LeBron is chewing teams up and even made the media swallow their clipboards after the mini-LeBron-chokes-late wave crashed.  He’s there with Kobe and Iverson as 30+ PPG scorers this season and is officially unstoppable, but he seems to have slipped a touch in the “makes teammates better” category.  He entered the league looking more like Magic than Jordan, but now seems to feel obligated to score at the expense of creating.  If he fuses both aspects into his game, he’ll kill the league.  For now, both he and the Cavs are just shy of creme de la crème status.
Therapist #8 has got the league buzzing this year with what is easily the most spectacular individual season since 80’s Jordan (averaged 36 a game between 86-88).  When Jordan got his first MVP in ’88, he had led the Bulls to their first 50-win season in his career.  The previous year, he led the league with a walloping 37 per game, but they won only 40 games, so no MVP (went to Magic).  I’m going to apply that historical precedent here: unbelievable production without team success does not get my MVP vote.  I expect him to win it from the media, but I wouldn’t give him more than a 2nd place vote on my ballot.  Legendary scorers/showmen Elgin Baylor and Dominique Wilkins never got an MVP either, and their teams were playoff locks most years.  

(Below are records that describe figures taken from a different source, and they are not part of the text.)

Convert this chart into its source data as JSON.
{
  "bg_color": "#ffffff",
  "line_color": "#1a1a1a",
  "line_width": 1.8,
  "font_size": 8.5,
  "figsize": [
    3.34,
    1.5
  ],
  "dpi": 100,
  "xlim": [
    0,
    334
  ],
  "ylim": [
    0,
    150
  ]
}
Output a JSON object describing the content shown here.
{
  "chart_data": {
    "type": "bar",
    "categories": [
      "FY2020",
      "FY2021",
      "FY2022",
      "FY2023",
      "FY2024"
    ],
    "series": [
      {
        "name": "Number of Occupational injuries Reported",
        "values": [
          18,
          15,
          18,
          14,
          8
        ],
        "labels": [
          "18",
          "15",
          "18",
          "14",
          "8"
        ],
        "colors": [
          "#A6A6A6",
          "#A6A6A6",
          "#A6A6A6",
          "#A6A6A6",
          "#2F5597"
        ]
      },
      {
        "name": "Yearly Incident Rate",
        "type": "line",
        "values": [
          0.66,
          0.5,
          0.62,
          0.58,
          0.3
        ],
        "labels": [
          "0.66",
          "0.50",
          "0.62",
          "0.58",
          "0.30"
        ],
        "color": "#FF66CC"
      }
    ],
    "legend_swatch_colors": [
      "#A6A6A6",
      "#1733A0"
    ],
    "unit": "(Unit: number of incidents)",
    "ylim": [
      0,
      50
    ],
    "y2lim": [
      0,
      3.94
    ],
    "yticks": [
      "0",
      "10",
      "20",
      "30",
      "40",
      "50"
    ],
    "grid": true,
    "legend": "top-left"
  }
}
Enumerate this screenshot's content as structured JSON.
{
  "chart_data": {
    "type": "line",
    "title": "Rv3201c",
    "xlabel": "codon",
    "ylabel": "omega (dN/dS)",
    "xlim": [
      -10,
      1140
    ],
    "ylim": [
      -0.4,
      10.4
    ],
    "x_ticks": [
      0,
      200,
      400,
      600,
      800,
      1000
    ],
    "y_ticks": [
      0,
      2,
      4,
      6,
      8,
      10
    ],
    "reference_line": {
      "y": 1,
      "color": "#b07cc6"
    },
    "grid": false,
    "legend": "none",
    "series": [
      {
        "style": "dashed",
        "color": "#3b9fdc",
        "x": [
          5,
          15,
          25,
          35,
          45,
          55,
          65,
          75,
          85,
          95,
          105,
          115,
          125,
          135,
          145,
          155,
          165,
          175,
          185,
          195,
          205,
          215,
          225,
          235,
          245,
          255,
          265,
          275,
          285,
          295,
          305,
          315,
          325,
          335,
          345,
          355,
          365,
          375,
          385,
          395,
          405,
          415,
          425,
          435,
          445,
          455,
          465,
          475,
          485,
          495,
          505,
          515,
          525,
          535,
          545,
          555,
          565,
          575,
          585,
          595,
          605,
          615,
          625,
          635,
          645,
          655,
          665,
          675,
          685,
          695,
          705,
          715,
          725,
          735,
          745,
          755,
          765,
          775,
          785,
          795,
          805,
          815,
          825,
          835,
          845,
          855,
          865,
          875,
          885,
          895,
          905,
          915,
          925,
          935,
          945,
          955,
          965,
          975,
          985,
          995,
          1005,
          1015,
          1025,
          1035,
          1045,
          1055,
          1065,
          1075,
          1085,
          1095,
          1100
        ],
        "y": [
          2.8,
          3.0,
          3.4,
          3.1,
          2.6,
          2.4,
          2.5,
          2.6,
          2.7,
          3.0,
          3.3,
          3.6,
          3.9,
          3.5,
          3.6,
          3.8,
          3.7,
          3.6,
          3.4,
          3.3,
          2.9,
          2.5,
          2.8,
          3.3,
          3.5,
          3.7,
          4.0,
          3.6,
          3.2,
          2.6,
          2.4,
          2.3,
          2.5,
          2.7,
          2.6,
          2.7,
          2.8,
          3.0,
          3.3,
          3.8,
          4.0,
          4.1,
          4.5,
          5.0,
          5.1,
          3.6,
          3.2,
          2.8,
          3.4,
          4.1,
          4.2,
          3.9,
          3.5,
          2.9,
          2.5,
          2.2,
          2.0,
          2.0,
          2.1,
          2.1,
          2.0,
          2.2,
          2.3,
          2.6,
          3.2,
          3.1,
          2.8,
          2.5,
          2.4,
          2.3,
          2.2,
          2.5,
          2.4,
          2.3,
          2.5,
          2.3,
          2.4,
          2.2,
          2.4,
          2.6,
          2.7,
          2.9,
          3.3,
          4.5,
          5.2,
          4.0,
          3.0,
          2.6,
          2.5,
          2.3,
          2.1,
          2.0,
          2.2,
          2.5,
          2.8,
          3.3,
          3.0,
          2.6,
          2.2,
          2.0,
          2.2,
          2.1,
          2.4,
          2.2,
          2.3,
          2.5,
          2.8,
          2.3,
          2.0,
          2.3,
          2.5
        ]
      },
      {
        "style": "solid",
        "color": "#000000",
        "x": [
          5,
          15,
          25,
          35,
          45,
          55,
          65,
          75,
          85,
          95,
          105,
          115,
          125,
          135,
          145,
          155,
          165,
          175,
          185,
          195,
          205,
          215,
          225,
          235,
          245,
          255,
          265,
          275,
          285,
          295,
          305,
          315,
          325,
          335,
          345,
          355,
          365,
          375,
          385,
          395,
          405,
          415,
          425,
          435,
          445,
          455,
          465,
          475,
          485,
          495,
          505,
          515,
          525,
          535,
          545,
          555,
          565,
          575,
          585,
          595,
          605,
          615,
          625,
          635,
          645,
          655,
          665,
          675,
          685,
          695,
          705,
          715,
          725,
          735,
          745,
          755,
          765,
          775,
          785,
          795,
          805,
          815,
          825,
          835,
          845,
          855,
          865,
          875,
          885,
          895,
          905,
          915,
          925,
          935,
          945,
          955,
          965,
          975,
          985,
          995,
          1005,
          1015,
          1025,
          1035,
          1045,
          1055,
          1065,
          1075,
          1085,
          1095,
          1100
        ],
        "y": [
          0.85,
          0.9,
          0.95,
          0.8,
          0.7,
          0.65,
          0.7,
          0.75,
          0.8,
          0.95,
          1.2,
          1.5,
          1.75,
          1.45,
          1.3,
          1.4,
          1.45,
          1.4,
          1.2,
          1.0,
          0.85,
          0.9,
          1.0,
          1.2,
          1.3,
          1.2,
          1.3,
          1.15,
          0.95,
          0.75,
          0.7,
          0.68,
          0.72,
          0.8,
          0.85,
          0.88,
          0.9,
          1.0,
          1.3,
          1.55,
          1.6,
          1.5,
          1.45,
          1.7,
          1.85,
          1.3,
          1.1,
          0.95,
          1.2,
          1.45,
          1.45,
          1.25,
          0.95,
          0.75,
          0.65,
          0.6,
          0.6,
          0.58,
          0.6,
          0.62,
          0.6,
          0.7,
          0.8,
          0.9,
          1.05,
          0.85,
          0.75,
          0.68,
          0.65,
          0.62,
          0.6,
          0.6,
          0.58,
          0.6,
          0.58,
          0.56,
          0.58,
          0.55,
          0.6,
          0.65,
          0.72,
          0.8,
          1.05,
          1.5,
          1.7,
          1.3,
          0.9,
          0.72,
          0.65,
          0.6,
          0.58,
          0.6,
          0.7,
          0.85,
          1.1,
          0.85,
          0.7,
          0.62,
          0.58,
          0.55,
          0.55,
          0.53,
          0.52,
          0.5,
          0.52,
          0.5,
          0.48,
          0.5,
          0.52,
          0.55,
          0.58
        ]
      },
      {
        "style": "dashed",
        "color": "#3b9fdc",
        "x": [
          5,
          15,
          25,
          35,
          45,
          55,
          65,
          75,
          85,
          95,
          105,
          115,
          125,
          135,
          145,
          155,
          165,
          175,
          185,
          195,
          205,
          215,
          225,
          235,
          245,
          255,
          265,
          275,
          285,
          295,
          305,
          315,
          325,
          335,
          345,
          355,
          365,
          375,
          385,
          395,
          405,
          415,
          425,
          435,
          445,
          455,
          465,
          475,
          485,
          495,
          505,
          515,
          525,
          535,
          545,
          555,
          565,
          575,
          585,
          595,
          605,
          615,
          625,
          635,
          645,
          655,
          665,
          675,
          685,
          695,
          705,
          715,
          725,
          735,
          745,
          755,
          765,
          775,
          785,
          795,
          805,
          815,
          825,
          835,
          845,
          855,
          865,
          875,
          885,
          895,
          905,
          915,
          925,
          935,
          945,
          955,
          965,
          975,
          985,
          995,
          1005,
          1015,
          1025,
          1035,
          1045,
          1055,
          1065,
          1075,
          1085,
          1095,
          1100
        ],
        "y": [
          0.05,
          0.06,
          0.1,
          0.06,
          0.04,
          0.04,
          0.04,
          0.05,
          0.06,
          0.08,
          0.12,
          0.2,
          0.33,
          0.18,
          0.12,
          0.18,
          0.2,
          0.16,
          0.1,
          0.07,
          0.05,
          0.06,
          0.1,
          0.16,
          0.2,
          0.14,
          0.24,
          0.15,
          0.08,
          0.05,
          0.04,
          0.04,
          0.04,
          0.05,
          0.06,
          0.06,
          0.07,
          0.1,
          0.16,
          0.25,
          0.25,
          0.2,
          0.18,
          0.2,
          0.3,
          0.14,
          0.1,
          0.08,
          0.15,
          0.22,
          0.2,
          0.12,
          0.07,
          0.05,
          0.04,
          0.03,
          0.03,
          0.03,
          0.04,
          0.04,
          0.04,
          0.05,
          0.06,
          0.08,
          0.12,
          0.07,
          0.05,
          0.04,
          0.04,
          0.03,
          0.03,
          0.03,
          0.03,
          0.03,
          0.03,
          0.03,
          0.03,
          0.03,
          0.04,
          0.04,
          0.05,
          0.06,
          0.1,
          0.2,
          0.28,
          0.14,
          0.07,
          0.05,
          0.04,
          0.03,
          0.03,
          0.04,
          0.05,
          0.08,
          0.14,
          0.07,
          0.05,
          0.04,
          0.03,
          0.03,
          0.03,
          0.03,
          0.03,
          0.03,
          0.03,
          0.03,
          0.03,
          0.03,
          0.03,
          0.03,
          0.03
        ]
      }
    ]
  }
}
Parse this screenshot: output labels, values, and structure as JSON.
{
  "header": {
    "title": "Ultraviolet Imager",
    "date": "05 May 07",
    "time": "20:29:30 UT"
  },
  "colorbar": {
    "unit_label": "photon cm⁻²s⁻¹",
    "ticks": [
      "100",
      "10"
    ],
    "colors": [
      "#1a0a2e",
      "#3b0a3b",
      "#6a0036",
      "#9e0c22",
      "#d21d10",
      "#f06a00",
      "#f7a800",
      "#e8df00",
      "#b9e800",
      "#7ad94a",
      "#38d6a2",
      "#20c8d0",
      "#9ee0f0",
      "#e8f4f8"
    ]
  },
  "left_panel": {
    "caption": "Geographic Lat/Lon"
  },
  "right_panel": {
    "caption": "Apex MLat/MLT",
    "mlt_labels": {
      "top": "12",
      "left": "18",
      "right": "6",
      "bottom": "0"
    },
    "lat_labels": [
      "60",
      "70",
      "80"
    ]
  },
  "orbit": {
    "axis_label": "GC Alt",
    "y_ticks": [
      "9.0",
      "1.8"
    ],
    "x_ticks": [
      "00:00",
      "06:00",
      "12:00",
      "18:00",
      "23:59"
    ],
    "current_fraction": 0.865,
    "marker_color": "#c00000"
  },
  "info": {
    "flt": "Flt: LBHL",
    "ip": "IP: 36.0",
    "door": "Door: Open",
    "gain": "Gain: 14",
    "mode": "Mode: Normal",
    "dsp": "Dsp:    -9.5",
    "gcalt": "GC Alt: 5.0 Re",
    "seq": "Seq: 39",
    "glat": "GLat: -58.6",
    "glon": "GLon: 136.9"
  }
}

This year’s MVP, in my mind, is Dirk Nowitzki.  60-win team, despite a supporting cast whose collective All-Star appearances total at 1 (the now washed up Stackhouse).  Quite simply, no one has done more with less.  Diggler has developed an intense edge in the two seasons apart from Nash and has stopped treating the game like one.  He’s the lone guy that fits my personal MVP criteria: leads a title contender, is one of the league’s top producers, and was consistent all season.  I suppose I should go back and see what my formula says about all this, but I don’t feel a need.  Kobe’s phenomenal scoring is blinding, but Dirk’s season perfectly fits the MVP mold.  Too bad he won’t even come close in the actual voting.